2010/Cassandra: Strategies for Distributed Data Storage
Cassandra is an open source, highly scalable distributed database that brings together Dynamo’s fully distributed design and Bigtable’s ColumnFamily-based data model. In this talk we’ll discuss the strategies Cassandra employs to provide an eventually consistent data model.
Speaker: Kelvin Kakugawa
Return to this session's details
Contributed notesHorizontal scaling with SQL means sharding. That pushes data logic into the application layer.
Availability versus Consistency - the CAP Therom, pick two out of consistency, availability, and partition tolerance. Availability means that CRUD access is available even when some nodes are down.
SQL replication without sharding means a write-master and read-only slaves. Not good for availability.
Hinted Handoff - how to write to an unavailable node? Write a hinted write to an available node, which will deliver the message to the dead node when it comes back.
How does a node know when another node is available? Pinging every node does not scale. The answer is Gossip.
With Cassandra a "coordinator" node proxies requests among a replicated cluster.
Anti-Entropy Gossip Protocol - distinct from Rumor Mongering. Communicates state to random selection of other nodes. State information propagates in logarithmic time. Nodes broadcast state continuously.
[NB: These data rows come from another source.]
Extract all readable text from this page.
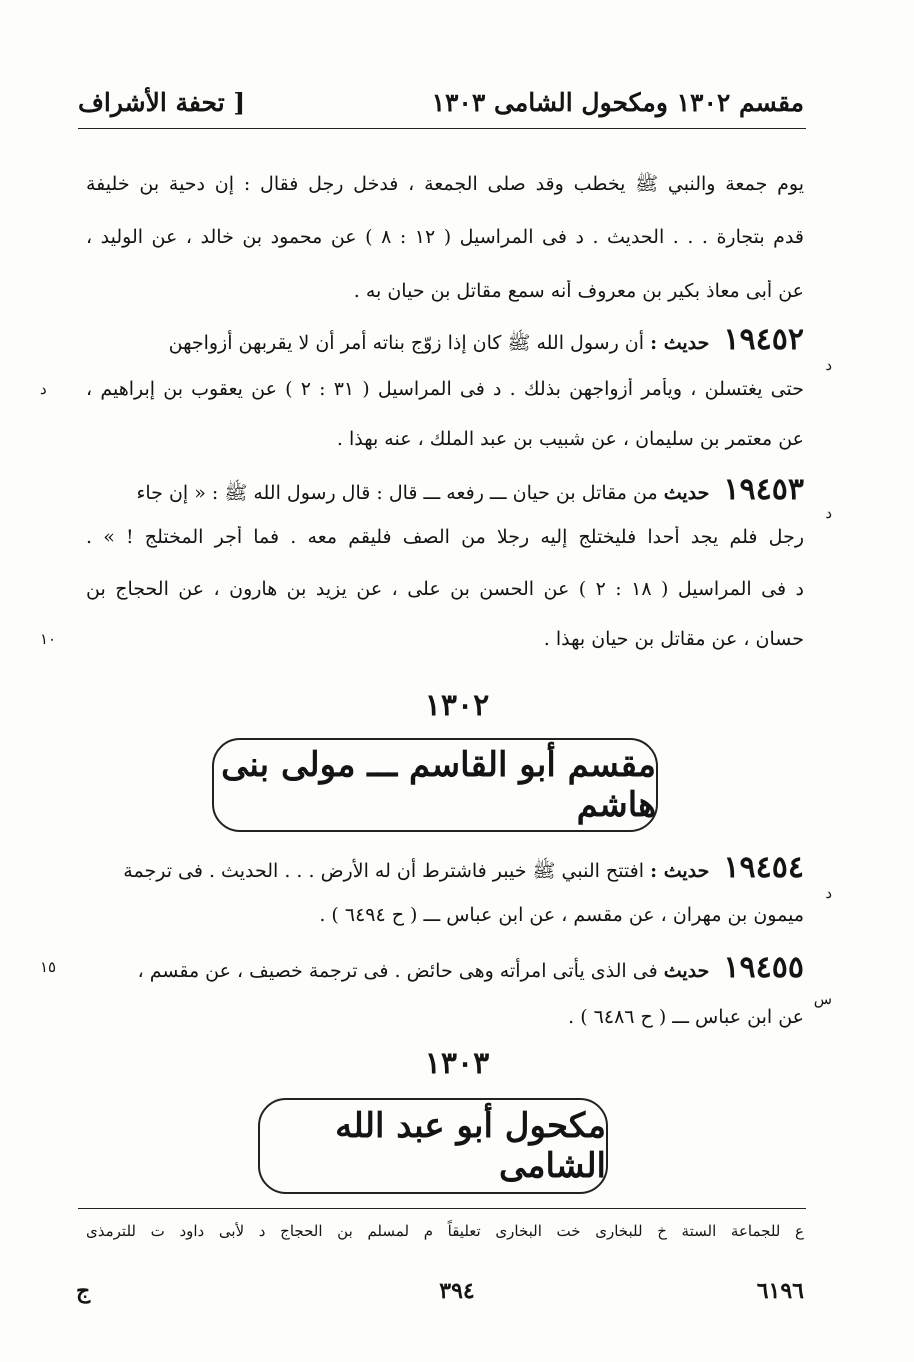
مقسم ١٣٠٢ ومكحول الشامى ١٣٠٣
[ تحفة الأشراف
يوم جمعة والنبي ﷺ يخطب وقد صلى الجمعة ، فدخل رجل فقال : إن دحية بن خليفة
قدم بتجارة . . . الحديث . د فى المراسيل ( ١٢ : ٨ ) عن محمود بن خالد ، عن الوليد ،
عن أبى معاذ بكير بن معروف أنه سمع مقاتل بن حيان به .
١٩٤٥٢ حديث : أن رسول الله ﷺ كان إذا زوّج بناته أمر أن لا يقربهن أزواجهن
د
حتى يغتسلن ، ويأمر أزواجهن بذلك . د فى المراسيل ( ٣١ : ٢ ) عن يعقوب بن إبراهيم ،
د
عن معتمر بن سليمان ، عن شبيب بن عبد الملك ، عنه بهذا .
١٩٤٥٣ حديث من مقاتل بن حيان ـــ رفعه ـــ قال : قال رسول الله ﷺ : « إن جاء
د
رجل فلم يجد أحدا فليختلج إليه رجلا من الصف فليقم معه . فما أجر المختلج ! » .
د فى المراسيل ( ١٨ : ٢ ) عن الحسن بن على ، عن يزيد بن هارون ، عن الحجاج بن
حسان ، عن مقاتل بن حيان بهذا .
١٠
١٣٠٢
مقسم أبو القاسم ـــ مولى بنى هاشم
١٩٤٥٤ حديث : افتتح النبي ﷺ خيبر فاشترط أن له الأرض . . . الحديث . فى ترجمة
د
ميمون بن مهران ، عن مقسم ، عن ابن عباس ـــ ( ح ٦٤٩٤ ) .
١٩٤٥٥ حديث فى الذى يأتى امرأته وهى حائض . فى ترجمة خصيف ، عن مقسم ،
١٥
س
عن ابن عباس ـــ ( ح ٦٤٨٦ ) .
١٣٠٣
مكحول أبو عبد الله الشامى
ع للجماعة الستة خ للبخارى خت البخارى تعليقاً م لمسلم بن الحجاج د لأبى داود ت للترمذى
٦١٩٦
٣٩٤
ج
Phi-Accrual Failure Detector - as received heartbeat intervals increase "suspicion" level that the sender might be dead increases.
Read-Repair - when a write has not propagated Fully, repair outdated nodes on read. Quorum read means writing to at least 3 nodes at once. Check digests from the first two writes and on mismatches do a full read on all nodes and repair as necessary. Use timestamps on data to determine which data is most current. Depends on clock synchronization; vector clocks may help.
Anti-Entropy Service - detect inconsistency via hash trees and repair as necessary. Nodes hash the hashes of their data blocks. Exchange hash trees between replicas of a data set. Each replica walks received trees for mismatched hashes and sends updates for data blocks that are out of date. Again, use timestamps to determine which data is good.
Consistency levels include zero, write but don't wait for success response; one, read to or write from one node, data may not be fully up-to-date; quorum, write to or read from two (or more?) nodes at a time; all, ensures that reads and writes are fully consistent across every node.